When three million Iranians under the umbrella of the Green Movement rose in 2009 to protest President Mahmoud Ahmadinejad’s re-election, the Obama administration distanced itself. As we now know, behind the scenes, Barack Obama was working to secure a nuclear deal and had no appetite to secure regime change. He courted the ayatollahs with reassuring messages leaving the courageous people who went to the streets high and dry.
His successor’s policy on Iran is more bluster than substance. There is chaos in the White House and the President’s foreign policy is an ad hoc mish mash that either alters according to his mood or he has farmed-out to the Department of State and the Pentagon.
The sixty-four-dollar question is can Gulf States rely on an “America First” US that blows hot and cold with world leaders, including European allies, be relied upon for our self-defence? What if, the Iranian gangs succeeded in penetrating Saudi Arabia, can we expect to see the US cavalry on the horizon.
I do not know the answer but given that Mr Trump seemed willing to sacrifice hundreds of thousands of Japanese and South Koreans to wipe North Korea off the map following Kim Jong-Un’s threat to the US island of Guam, I do not feel reassured.

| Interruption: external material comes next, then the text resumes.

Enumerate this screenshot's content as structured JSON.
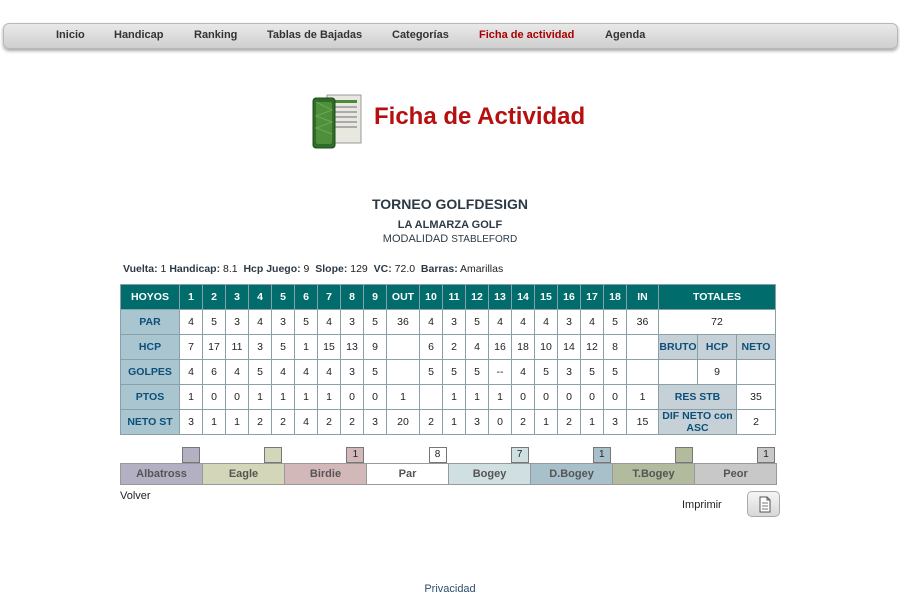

And neither am I reassured by Iran’s wooing of our friends, Turkey and Qatar whose people I consider to be family. On Thursday, Qatar announced it is restoring ties with Iran and returning its ambassador. Turkey and Iran are engaged in planning joint military action against Kurdish groups.
A multi-pronged defensive strategy consisting of intelligence sharing, surveillance, and missile defence should be devised by Riyadh and its trusted allies. Iran has been infiltrating Gulf States with spies and sleeping cells for decades aimed at overturning governments. It is time it received a taste of its own medicine.
Countries on the fence should be told to choose sides. Simultaneously, investments should be withdrawn from non-compliant states and diplomatic links severed.
Iran has been handed a free pass for too long. Despite not being a fan of Israel’s Prime Minister Benjamin Netanyahu, he understands the danger from Iran to his own country and to the region.
“Bringing Shiites into the Sunni sphere will surely have many serious implications both in regard to refugees and to new terrorist acts,” he recently told reporters, pledging to take action. He gets it. My hope is that our own leaders are as receptive to a potentially devastating scenario unfolding before our eyes before it is too late.